The coming crop of smartphones are data friendly, third-party software friendly phones with Wi-Fi. But there’s more! The processing power of the ARM application processors used in phones lags that of mobile PC CPUs by about 7 years, so this year’s phones will have roughly the computing power of a 2001 laptop.
These changes come together to make phones chip away at the uses of notebook PCs. Many people who used PCs only for email now use Blackberries instead. Many phones are good substitutes for personal organizer software on PCs. The iPhone can credibly substitute for a PC for web browsing.
These trends motivated Instat to say last November:
Smartphone use will grow mostly from use as a laptop replacement
According to Gartner, the year-on-year notebook sales growth numbers for notebook PCs from 2004 to 2007 remained healthy: 36%, 28%, 22%. The crossover in unit volume came in 2006, when smartphones and notebooks both shipped roughly 80 million units worldwide. That 22% unit growth in notebook sales from 2006 to 2007 represented a jump to over 100 million units shipped. Compare this to a 70% jump in smartphone unit shipments in the same period, to over 130 million.
I have previously written about OpenMoko. It seems now that it was the drop before the deluge. Google’s Android appears to have gained good traction with Sprint and T-Mobile joining the Open Handset Alliance, with Dell rumored (update) to be planning an Android-based phone, and with Verizon expressing lukewarm support.

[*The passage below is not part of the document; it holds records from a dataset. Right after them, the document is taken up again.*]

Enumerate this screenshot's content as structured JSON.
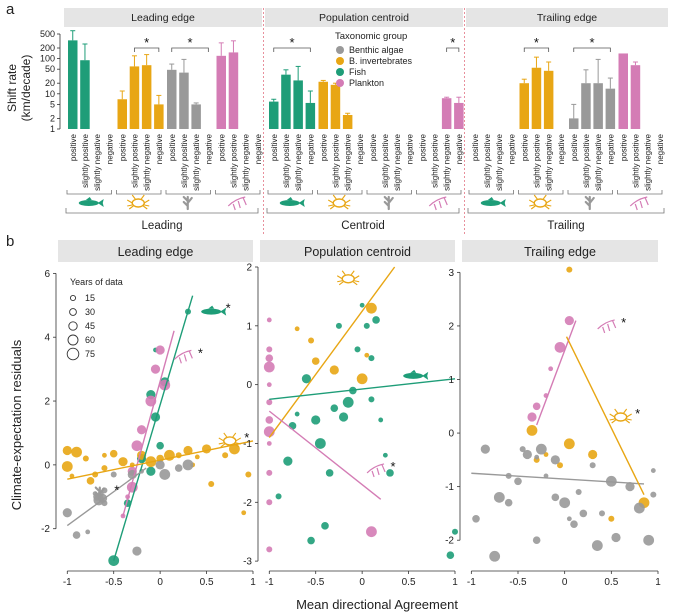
{
  "figure": {
    "panel_a_letter": "a",
    "panel_b_letter": "b",
    "y_label_a": "Shift rate",
    "y_label_a2": "(km/decade)",
    "y_label_b": "Climate-expectation residuals",
    "x_label_b": "Mean directional Agreement"
  },
  "colors": {
    "algae": "#999999",
    "invert": "#E8A614",
    "fish": "#1E9D78",
    "plankton": "#D47CB5",
    "strip": "#E5E5E5",
    "divider": "#E8909C"
  },
  "legend": {
    "title": "Taxonomic group",
    "items": [
      {
        "key": "algae",
        "label": "Benthic algae"
      },
      {
        "key": "invert",
        "label": "B. invertebrates"
      },
      {
        "key": "fish",
        "label": "Fish"
      },
      {
        "key": "plankton",
        "label": "Plankton"
      }
    ]
  },
  "size_legend": {
    "title": "Years of data",
    "values": [
      "15",
      "30",
      "45",
      "60",
      "75"
    ]
  },
  "chart_data": [
    {
      "type": "bar",
      "id": "a",
      "scale": "log",
      "ylabel": "Shift rate (km/decade)",
      "yticks": [
        "1",
        "2",
        "5",
        "10",
        "20",
        "50",
        "100",
        "200",
        "500"
      ],
      "ylim": [
        1,
        500
      ],
      "facets": [
        "Leading edge",
        "Population centroid",
        "Trailing edge"
      ],
      "groups_bottom": [
        "Leading",
        "Centroid",
        "Trailing"
      ],
      "categories": [
        "positive",
        "slightly positive",
        "slightly negative",
        "negative"
      ],
      "significance_marker": "*",
      "series": [
        {
          "edge": "leading",
          "taxon": "fish",
          "values": [
            330,
            90,
            null,
            null
          ],
          "err": [
            620,
            260,
            null,
            null
          ]
        },
        {
          "edge": "leading",
          "taxon": "invert",
          "values": [
            7,
            60,
            65,
            5
          ],
          "err": [
            12,
            120,
            130,
            9
          ]
        },
        {
          "edge": "leading",
          "taxon": "algae",
          "values": [
            48,
            40,
            5,
            null
          ],
          "err": [
            70,
            95,
            5.5,
            null
          ]
        },
        {
          "edge": "leading",
          "taxon": "plankton",
          "values": [
            120,
            150,
            null,
            null
          ],
          "err": [
            280,
            320,
            null,
            null
          ]
        },
        {
          "edge": "centroid",
          "taxon": "fish",
          "values": [
            6,
            35,
            24,
            5.5
          ],
          "err": [
            7,
            48,
            60,
            12
          ]
        },
        {
          "edge": "centroid",
          "taxon": "invert",
          "values": [
            22,
            18,
            2.5,
            null
          ],
          "err": [
            24,
            20,
            2.8,
            null
          ]
        },
        {
          "edge": "centroid",
          "taxon": "algae",
          "values": [
            null,
            null,
            null,
            null
          ],
          "err": [
            null,
            null,
            null,
            null
          ]
        },
        {
          "edge": "centroid",
          "taxon": "plankton",
          "values": [
            null,
            null,
            7.5,
            5.5
          ],
          "err": [
            null,
            null,
            8,
            8
          ]
        },
        {
          "edge": "trailing",
          "taxon": "fish",
          "values": [
            null,
            null,
            null,
            null
          ],
          "err": [
            null,
            null,
            null,
            null
          ]
        },
        {
          "edge": "trailing",
          "taxon": "invert",
          "values": [
            20,
            55,
            45,
            null
          ],
          "err": [
            26,
            110,
            80,
            null
          ]
        },
        {
          "edge": "trailing",
          "taxon": "algae",
          "values": [
            2,
            20,
            20,
            14
          ],
          "err": [
            5,
            48,
            95,
            28
          ]
        },
        {
          "edge": "trailing",
          "taxon": "plankton",
          "values": [
            140,
            65,
            null,
            null
          ],
          "err": [
            null,
            80,
            null,
            null
          ]
        }
      ]
    },
    {
      "type": "scatter",
      "id": "b-leading",
      "title": "Leading edge",
      "xlim": [
        -1.1,
        1.0
      ],
      "ylim": [
        -3.2,
        6.2
      ],
      "xticks": [
        -1,
        -0.5,
        0,
        0.5,
        1
      ],
      "xtick_labels": [
        "-1",
        "-0.5",
        "0",
        "0.5",
        "1"
      ],
      "yticks": [
        -2,
        0,
        2,
        4,
        6
      ],
      "ytick_labels": [
        "-2",
        "0",
        "2",
        "4",
        "6"
      ],
      "lines": [
        {
          "taxon": "fish",
          "x": [
            -0.5,
            0.35
          ],
          "y": [
            -3.0,
            5.3
          ]
        },
        {
          "taxon": "plankton",
          "x": [
            -0.4,
            0.15
          ],
          "y": [
            -1.6,
            4.2
          ]
        },
        {
          "taxon": "invert",
          "x": [
            -1.0,
            1.0
          ],
          "y": [
            -0.45,
            0.75
          ]
        },
        {
          "taxon": "algae",
          "x": [
            -1.0,
            -0.15
          ],
          "y": [
            -1.9,
            -0.1
          ]
        }
      ],
      "icons": [
        {
          "taxon": "fish",
          "shape": "fish",
          "x": 0.55,
          "y": 4.8,
          "star": true
        },
        {
          "taxon": "plankton",
          "shape": "plankton",
          "x": 0.25,
          "y": 3.4,
          "star": true
        },
        {
          "taxon": "invert",
          "shape": "crab",
          "x": 0.75,
          "y": 0.75,
          "star": true
        },
        {
          "taxon": "algae",
          "shape": "algae",
          "x": -0.65,
          "y": -0.9,
          "star": true
        }
      ],
      "points": {
        "fish": [
          [
            0.3,
            4.8
          ],
          [
            -0.05,
            3.6
          ],
          [
            -0.1,
            2.2
          ],
          [
            -0.05,
            1.5
          ],
          [
            0.0,
            0.6
          ],
          [
            -0.2,
            0.2
          ],
          [
            -0.1,
            -0.2
          ],
          [
            -0.35,
            -1.2
          ],
          [
            -0.5,
            -3.0
          ],
          [
            0.05,
            2.6
          ]
        ],
        "plankton": [
          [
            0.0,
            3.6
          ],
          [
            -0.05,
            3.0
          ],
          [
            0.05,
            2.5
          ],
          [
            -0.1,
            2.0
          ],
          [
            -0.2,
            1.1
          ],
          [
            -0.25,
            0.6
          ],
          [
            -0.3,
            -0.2
          ],
          [
            -0.3,
            -0.7
          ],
          [
            -0.35,
            -1.0
          ],
          [
            -0.4,
            -1.6
          ]
        ],
        "invert": [
          [
            -1.0,
            0.45
          ],
          [
            -1.0,
            -0.05
          ],
          [
            -0.95,
            -0.35
          ],
          [
            -0.9,
            0.4
          ],
          [
            -0.8,
            0.2
          ],
          [
            -0.7,
            -0.3
          ],
          [
            -0.6,
            0.3
          ],
          [
            -0.5,
            0.35
          ],
          [
            -0.4,
            0.1
          ],
          [
            -0.3,
            0.0
          ],
          [
            -0.2,
            0.3
          ],
          [
            -0.1,
            0.1
          ],
          [
            0.0,
            0.2
          ],
          [
            0.1,
            0.3
          ],
          [
            0.2,
            0.3
          ],
          [
            0.3,
            0.45
          ],
          [
            0.4,
            0.25
          ],
          [
            0.5,
            0.5
          ],
          [
            0.55,
            -0.6
          ],
          [
            0.7,
            0.3
          ],
          [
            0.8,
            0.5
          ],
          [
            0.9,
            -1.5
          ],
          [
            -0.6,
            -0.1
          ],
          [
            -0.75,
            -0.5
          ],
          [
            0.35,
            0.0
          ],
          [
            0.95,
            -0.3
          ]
        ],
        "algae": [
          [
            -1.0,
            -1.5
          ],
          [
            -0.9,
            -2.2
          ],
          [
            -0.78,
            -2.1
          ],
          [
            -0.7,
            -0.9
          ],
          [
            -0.68,
            -1.0
          ],
          [
            -0.66,
            -1.1
          ],
          [
            -0.64,
            -0.9
          ],
          [
            -0.62,
            -1.05
          ],
          [
            -0.6,
            -0.8
          ],
          [
            -0.6,
            -1.2
          ],
          [
            -0.5,
            -0.3
          ],
          [
            -0.3,
            -0.3
          ],
          [
            -0.2,
            -0.2
          ],
          [
            0.0,
            0.0
          ],
          [
            0.05,
            -0.3
          ],
          [
            0.2,
            -0.1
          ],
          [
            0.3,
            0.0
          ],
          [
            -0.25,
            -2.7
          ]
        ]
      }
    },
    {
      "type": "scatter",
      "id": "b-centroid",
      "title": "Population centroid",
      "xlim": [
        -1.1,
        1.0
      ],
      "ylim": [
        -3.1,
        2.0
      ],
      "xticks": [
        -1,
        -0.5,
        0,
        0.5,
        1
      ],
      "xtick_labels": [
        "-1",
        "-0.5",
        "0",
        "0.5",
        "1"
      ],
      "yticks": [
        -3,
        -2,
        -1,
        0,
        1,
        2
      ],
      "ytick_labels": [
        "-3",
        "-2",
        "-1",
        "0",
        "1",
        "2"
      ],
      "lines": [
        {
          "taxon": "invert",
          "x": [
            -1.0,
            0.35
          ],
          "y": [
            -0.9,
            2.0
          ]
        },
        {
          "taxon": "fish",
          "x": [
            -1.0,
            1.0
          ],
          "y": [
            -0.25,
            0.1
          ]
        },
        {
          "taxon": "plankton",
          "x": [
            -1.0,
            0.2
          ],
          "y": [
            -0.45,
            -1.95
          ]
        }
      ],
      "icons": [
        {
          "taxon": "invert",
          "shape": "crab",
          "x": -0.15,
          "y": 1.8,
          "star": false
        },
        {
          "taxon": "fish",
          "shape": "fish",
          "x": 0.55,
          "y": 0.15,
          "star": false
        },
        {
          "taxon": "plankton",
          "shape": "plankton",
          "x": 0.15,
          "y": -1.45,
          "star": true
        }
      ],
      "points": {
        "fish": [
          [
            -0.9,
            -1.9
          ],
          [
            -0.75,
            -0.7
          ],
          [
            -0.7,
            -0.5
          ],
          [
            -0.6,
            0.1
          ],
          [
            -0.5,
            -0.6
          ],
          [
            -0.45,
            -1.0
          ],
          [
            -0.4,
            -2.4
          ],
          [
            -0.35,
            -1.5
          ],
          [
            -0.3,
            -0.4
          ],
          [
            -0.2,
            -0.55
          ],
          [
            -0.1,
            -0.1
          ],
          [
            -0.05,
            0.6
          ],
          [
            0.0,
            1.35
          ],
          [
            0.05,
            1.0
          ],
          [
            0.1,
            0.45
          ],
          [
            0.2,
            -0.6
          ],
          [
            0.25,
            -1.2
          ],
          [
            0.3,
            -1.5
          ],
          [
            -0.25,
            1.0
          ],
          [
            -0.15,
            -0.3
          ],
          [
            0.1,
            -0.25
          ],
          [
            0.15,
            1.1
          ],
          [
            0.95,
            -2.9
          ],
          [
            1.0,
            -2.5
          ],
          [
            -0.55,
            -2.65
          ],
          [
            -0.8,
            -1.3
          ]
        ],
        "plankton": [
          [
            -1.0,
            1.1
          ],
          [
            -1.0,
            0.6
          ],
          [
            -1.0,
            0.45
          ],
          [
            -1.0,
            0.3
          ],
          [
            -1.0,
            0.0
          ],
          [
            -1.0,
            -0.3
          ],
          [
            -1.0,
            -0.6
          ],
          [
            -1.0,
            -0.8
          ],
          [
            -1.0,
            -1.0
          ],
          [
            -1.0,
            -1.5
          ],
          [
            -1.0,
            -2.0
          ],
          [
            -1.0,
            -2.8
          ],
          [
            0.1,
            -2.5
          ]
        ],
        "invert": [
          [
            -0.7,
            0.95
          ],
          [
            -0.55,
            0.75
          ],
          [
            -0.5,
            0.4
          ],
          [
            0.05,
            0.5
          ],
          [
            0.1,
            1.3
          ],
          [
            -0.3,
            0.25
          ],
          [
            0.0,
            0.1
          ]
        ]
      }
    },
    {
      "type": "scatter",
      "id": "b-trailing",
      "title": "Trailing edge",
      "xlim": [
        -1.1,
        1.0
      ],
      "ylim": [
        -2.5,
        3.1
      ],
      "xticks": [
        -1,
        -0.5,
        0,
        0.5,
        1
      ],
      "xtick_labels": [
        "-1",
        "-0.5",
        "0",
        "0.5",
        "1"
      ],
      "yticks": [
        -2,
        -1,
        0,
        1,
        2,
        3
      ],
      "ytick_labels": [
        "-2",
        "-1",
        "0",
        "1",
        "2",
        "3"
      ],
      "lines": [
        {
          "taxon": "algae",
          "x": [
            -1.0,
            0.85
          ],
          "y": [
            -0.75,
            -0.95
          ]
        },
        {
          "taxon": "plankton",
          "x": [
            -0.3,
            0.12
          ],
          "y": [
            0.15,
            2.1
          ]
        },
        {
          "taxon": "invert",
          "x": [
            0.02,
            0.85
          ],
          "y": [
            1.8,
            -1.15
          ]
        }
      ],
      "icons": [
        {
          "taxon": "plankton",
          "shape": "plankton",
          "x": 0.45,
          "y": 2.0,
          "star": true
        },
        {
          "taxon": "invert",
          "shape": "crab",
          "x": 0.6,
          "y": 0.3,
          "star": true
        }
      ],
      "points": {
        "plankton": [
          [
            0.05,
            2.1
          ],
          [
            -0.05,
            1.6
          ],
          [
            -0.15,
            1.2
          ],
          [
            -0.2,
            0.7
          ],
          [
            -0.3,
            0.5
          ],
          [
            -0.35,
            0.3
          ]
        ],
        "invert": [
          [
            0.05,
            3.05
          ],
          [
            -0.35,
            0.05
          ],
          [
            -0.2,
            -0.4
          ],
          [
            -0.05,
            -0.6
          ],
          [
            0.05,
            -0.2
          ],
          [
            -0.3,
            -0.5
          ],
          [
            0.3,
            -0.4
          ],
          [
            0.5,
            -1.6
          ],
          [
            0.85,
            -1.3
          ]
        ],
        "algae": [
          [
            -0.95,
            -1.6
          ],
          [
            -0.85,
            -0.3
          ],
          [
            -0.75,
            -2.3
          ],
          [
            -0.6,
            -0.8
          ],
          [
            -0.5,
            -0.9
          ],
          [
            -0.45,
            -0.3
          ],
          [
            -0.4,
            -0.4
          ],
          [
            -0.3,
            -0.45
          ],
          [
            -0.3,
            -2.0
          ],
          [
            -0.25,
            -0.3
          ],
          [
            -0.2,
            -0.8
          ],
          [
            -0.1,
            -0.5
          ],
          [
            -0.1,
            -1.2
          ],
          [
            0.0,
            -1.3
          ],
          [
            0.05,
            -1.6
          ],
          [
            0.1,
            -1.7
          ],
          [
            0.15,
            -1.1
          ],
          [
            0.2,
            -1.5
          ],
          [
            0.3,
            -0.6
          ],
          [
            0.4,
            -1.5
          ],
          [
            0.5,
            -0.9
          ],
          [
            0.55,
            -1.95
          ],
          [
            0.7,
            -1.0
          ],
          [
            0.8,
            -1.4
          ],
          [
            0.9,
            -2.0
          ],
          [
            0.95,
            -0.7
          ],
          [
            0.95,
            -1.15
          ],
          [
            -0.6,
            -1.3
          ],
          [
            -0.7,
            -1.2
          ],
          [
            0.35,
            -2.1
          ]
        ]
      }
    }
  ]
}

Nokia has for some time sponsored open source handset software through Maemo.org, but this week it upped the ante with its acquisition of TrollTech. Trolltech is responsible for Qtopia, a semi-open source platform used in Linux-based phones. That makes four credible Linux-based mobile phone software platforms. Update: Make that five – the LiMo Foundation is a consortium of carriers (including NTT DoCoMo and Vodafone), phone makers (including Samsung, Motorola and LG) and others “dedicated to creating the first truly open, hardware-independent, Linux-based operating system for mobile devices.”
But a phone doesn’t have to be open-source to be an open application platform, and this category is just as vigorous, but better established. Nokia’s Symbian phones have always been open to an extent – there are over 2 million developers registered in Nokia’s developer organization, Forum Nokia. Then we have Microsoft. Microsoft claims that sales of Windows Mobile phones are set to double year-on-year, to 20 million units. Windows Mobile provides a sufficiently open application environment that applications like Skype run on it. The iPhone is not yet officially an open application environment, but there is still a healthy slate of applications from third parties for those with the stomach to take the unofficial route. This is scheduled to change in February when the open-ness goes official with the release of Apple’s SDK for the iPhone. So that’s three major open application environments for smart phones.
2008 is also the year that Wi-Fi phones will come into their own. The dam broke with the iPhone. Wi-Fi on the iPhone raises the bar for all the other smart phones, making Wi-Fi a baseline checklist item for the next generation of smart phones. Previously mobile network operators were fearful that Wi-Fi in a phone would divert traffic from their data networks. This fear led, for example, to AT&T’s removal of Wi-Fi from their version of the Nokia E61. But there is now new evidence. At last week’s IT Expo East I heard an unsubstantiated report that 60% of wireless data usage in December was by 2% of the phones: iPhones. If this is even partly true, it would demonstrate that a web-friendly phone will drive traffic on the cellular data network even when it has Wi-Fi.